Having just recently moved to a new town with little in the way of personal possessions to begin a new job, I’m in the process of making some significant purchases. One of which was a bed that I bought today. I would describe myself as a cautious consumer; I was raised that way. I’m okay with shopping around until I find the lowest price that will give me the most value in a product especially when the purchase is more than a month’s rent.
When I handed over my credit card to the clerk at the furniture store to pay for my new bed, I began to have a sinking feeling of having spent way too much on something. As I drove home, I recalled a sales class I took in college and quickly figured out why I wasn’t feeling so good about my purchase.

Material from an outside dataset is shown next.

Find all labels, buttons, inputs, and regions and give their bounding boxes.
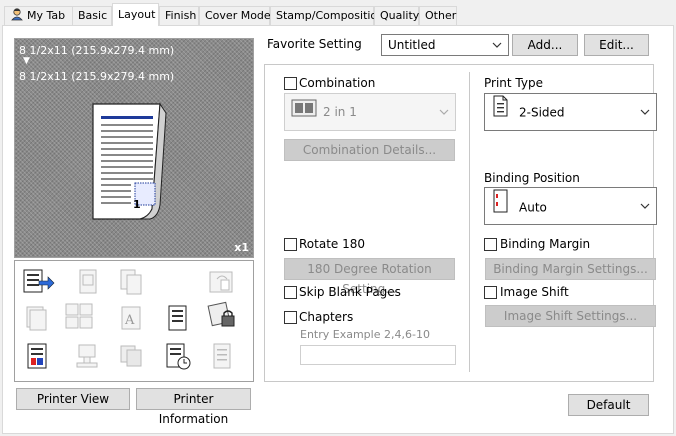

Every good salesperson can consistently make sales. It’s simple logic really. Those that can’t, are bad salespeople. However, I think that being a good salesperson isn’t enough. Being a great salesperson is really what you should aim for. What’s one of the marks of a great salesperson? The ability to make a customer feel confident and happy in their purchasing decision. The salesperson at the furniture store I went to did not do that. He could have told me things like “You made a great decision,” “You’ll be really happy with this bed,” or “this is really a great bed.” After all, each of these statements is opinion-based and are perfectly acceptable (and more-importantly ethical) to use in the sales process.
So what is the lesson here? It’s this: always make sure that your customer feels good after they make a purchasing decision. This will help build trust, the foundation for customer loyalty. Remember, the sales process doesn’t necessarily end as soon as the customer signs their receipt.